According to the text of the bill, the Cuban communist regime is estimated to have made $6.9 billion in 2018 alone selling medical services to developing countries and typically pockets 75 percent of the salaries. More recent estimates suggest Cuba makes as much as $11 billion a year selling medical services. The lawmakers note that estimates suggest Cuban is enslaving between 34,000 to 50,000 doctors in 60 countries.

Deals that Cuba cuts with countries to send its doctors there occur without the input of any individual doctors and typically impose a punishment of eight years in exile for doctors who defect, according to the bill. Cuba also “frequently confiscated [the doctors’] passports” and received only a “living stipend” for their services; the country hiring them never directly issued any payments to the medical professionals.

The bill would require, in addition to an investigation into PAHO, an annual report from the State Department evaluating if Cuba is engaging in “state-sponsored human trafficking,” an international crime. The Senate would no longer require an annual report if the State Department finds for two years in a row that the Cuban slave doctor program has either ended or no longer constitutes human trafficking.

In a statement following the debut of the bill, Menendez described the Cuban slave doctor program as “a calculated, coercive money-making scheme by a regime relying on indentured servitude to fill its coffers.”

“We all must recognize that garnishing the wages of Cuban medical professionals, withholding their passports, retaliating against their family members, and subjecting them to other forms of coercion represents nothing less than state-sponsored human trafficking,” Menendez said.

Rubio’s statement similarly dismissed the Cuban slave doctor program as a “diplomatic scam” and “state-sponsored human exploitation.”
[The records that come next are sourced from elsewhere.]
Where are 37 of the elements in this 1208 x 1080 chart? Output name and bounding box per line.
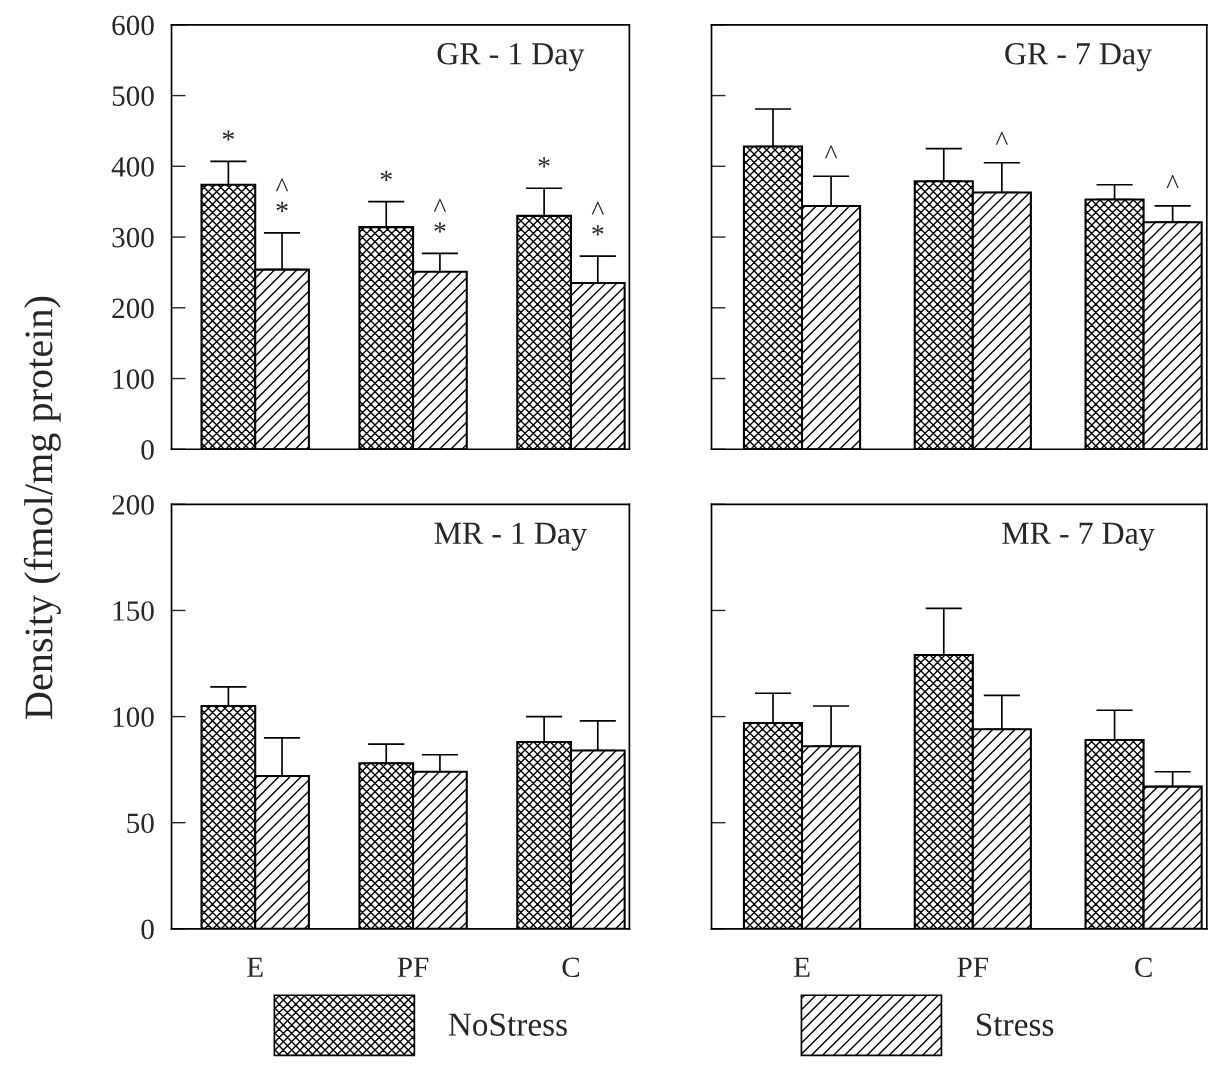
annotation: ^ [275,178,289,192]
x-tick-label: C [562,957,580,978]
x-tick-label: C [1135,957,1152,978]
x-tick-label: PF [397,957,429,977]
x-tick-label: PF [957,957,988,977]
y-tick-label: 500 [112,86,154,106]
y-tick-label: 600 [112,15,154,36]
annotation: ^ [995,131,1008,145]
annotation: ^ [1166,174,1179,188]
text: GR - 1 Day [437,43,585,72]
x-tick-label: E [793,957,810,977]
annotation: * [380,170,392,181]
annotation: ^ [591,201,604,215]
y-axis-title: Density (fmol/mg protein) [23,296,61,719]
y-tick-label: 50 [127,813,154,834]
annotation: * [222,130,234,141]
x-tick-label: E [247,957,263,977]
text: MR - 1 Day [434,522,587,551]
annotation: ^ [433,198,447,212]
annotation: * [276,201,288,213]
y-tick-label: 0 [141,440,154,460]
legend-label: NoStress [448,1013,567,1036]
y-tick-label: 400 [111,157,154,177]
y-tick-label: 200 [112,495,154,515]
annotation: * [538,157,550,168]
text: GR - 7 Day [1005,43,1152,72]
y-tick-label: 100 [113,369,154,389]
text: MR - 7 Day [1002,522,1155,551]
y-tick-label: 0 [141,919,154,940]
y-tick-label: 150 [113,601,154,621]
legend-label: Stress [977,1013,1054,1036]
y-tick-label: 300 [112,227,154,248]
y-tick-label: 100 [113,707,154,727]
annotation: * [434,222,446,233]
annotation: ^ [824,145,838,159]
annotation: * [592,225,604,236]
y-tick-label: 200 [112,298,154,319]
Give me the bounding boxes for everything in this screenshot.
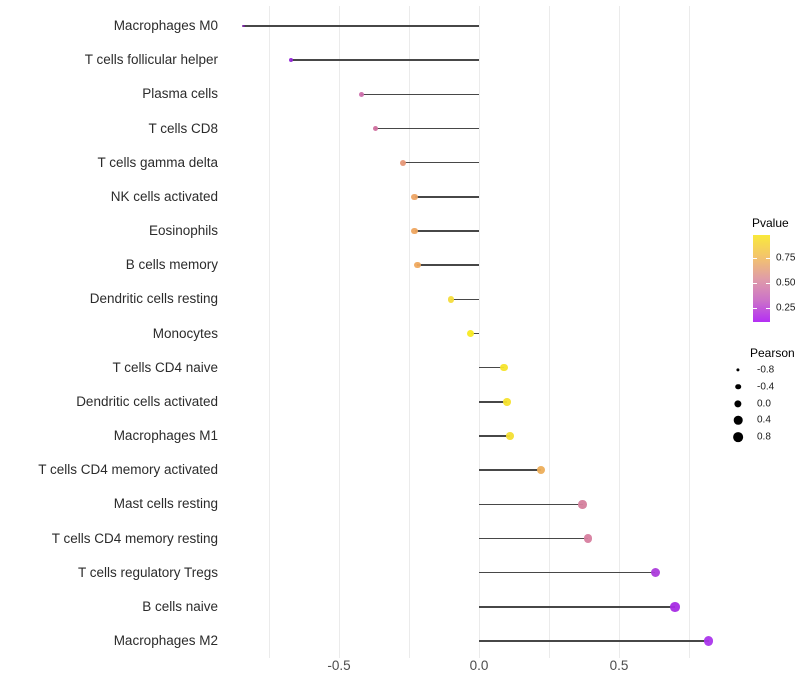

“The U.S. must stand in support of the Cuban medical professionals who are subjected to deplorable working conditions, confiscation of their legal forms of identification, and significantly reduced compensation,” Rubio said.

The Mais Médicos program has resulted in a large class-action lawsuit against the Brazilian government in the country. Internationally, the NGO Cuban Prisoners Defenders announced this week an expansion of its initial complaint regarding Cuban slavery at the International Criminal Court.

During a press conference last year at the State Department’s Foreign Press Center in New York, survivors of the Cuban slave doctor program detailed a litany of abuses including being prevented from seeing their families and working in harsh conditions in remote locations, where their officials forced them to falsify data to make the Cuban medical program looks more productive.

“Under no circumstances — in Venezuela, Brazil, or Belize — was this ‘voluntary’ or ‘humanitarian’ service,” Tatiana Carballo, one of the doctors attending, said. “From the moment we arrived in Venezuela, we were under a military regime where we were forbidden from leaving the country or having any interactions wtih Venezuelans.”

Another doctor, Ramona Matos, said that during her stint in Bolivia, communist agents forced her to destroy medicine to document, falsely, that a nonexistent patient had taken it.

“On a daily basis, you had to write on a piece of paper fake names, fake dates of birth, fake medical conditions, for patients we never saw,” she said. “These were statistics the agents following and controlling us forced us to write. If we didn’t write that down, we had to go back to Cuba without our salary and we’d lose the money frozen in our accounts.”